Strategies to Reduce Ground Settlement from Shallow Tunnel Excavation: A Case Study in China

Abstract

This paper develops a holistic simulation-based approach to determining reasonable strategies to limit the magnitude of ground settlement in shallow tunnel excavation. Simulation models are built to investigate and analyze the impact of different response strategies on the development tunnel-induced movement. A real tunnel case with a shallow buried depth of 5–8 m in the Wuhan metro system in China is utilized to demonstrate the applicability of the developed approach.

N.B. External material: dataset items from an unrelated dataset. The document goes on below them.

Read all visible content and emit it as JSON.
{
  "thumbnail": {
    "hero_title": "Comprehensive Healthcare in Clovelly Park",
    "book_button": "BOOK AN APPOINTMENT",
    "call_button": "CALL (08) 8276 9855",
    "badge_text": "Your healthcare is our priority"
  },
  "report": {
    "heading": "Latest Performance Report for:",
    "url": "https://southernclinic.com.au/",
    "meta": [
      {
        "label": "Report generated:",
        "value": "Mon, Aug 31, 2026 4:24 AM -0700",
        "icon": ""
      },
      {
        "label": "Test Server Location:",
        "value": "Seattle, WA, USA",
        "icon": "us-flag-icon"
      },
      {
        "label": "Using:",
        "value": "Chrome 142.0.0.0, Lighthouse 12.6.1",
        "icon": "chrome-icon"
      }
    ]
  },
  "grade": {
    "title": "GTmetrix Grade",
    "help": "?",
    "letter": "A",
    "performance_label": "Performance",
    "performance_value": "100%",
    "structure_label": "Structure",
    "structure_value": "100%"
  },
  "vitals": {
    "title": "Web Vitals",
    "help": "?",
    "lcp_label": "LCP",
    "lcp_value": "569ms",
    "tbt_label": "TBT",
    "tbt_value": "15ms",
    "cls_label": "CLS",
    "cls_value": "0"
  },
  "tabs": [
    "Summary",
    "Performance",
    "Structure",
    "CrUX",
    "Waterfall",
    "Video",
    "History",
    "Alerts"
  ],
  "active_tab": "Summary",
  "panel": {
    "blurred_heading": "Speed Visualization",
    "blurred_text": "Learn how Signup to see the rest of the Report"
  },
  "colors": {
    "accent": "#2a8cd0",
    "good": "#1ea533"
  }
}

Results indicate that (1) the simulation technique can be used to model the complex tunnel-soil-ground interaction in a reliable manner and predict the tunnel-induced ground settlement given some grouting strategies are implemented; (2) the optimal control strategy to reduce the tunnel-induced ground settlement should first satisfy the requirement of safety consideration where the ground settlement should be controlled within an allowable range and should then satisfy the cost effective requirement; and (3) the continuous grouting strategy is more suitable to deal with the excessive settlement in case the thickness of covering soil layers is almost equal or less than the tunnel diameter because it can reduce the ground settlement by almost 50%, compared with the situation where no grouting strategies are implemented. The developed approach takes into account both the knowledge of domain experts and computer science techniques and can be used by practitioners in the industry as a decision tool to provide benefits in the development of better alternatives and optimization.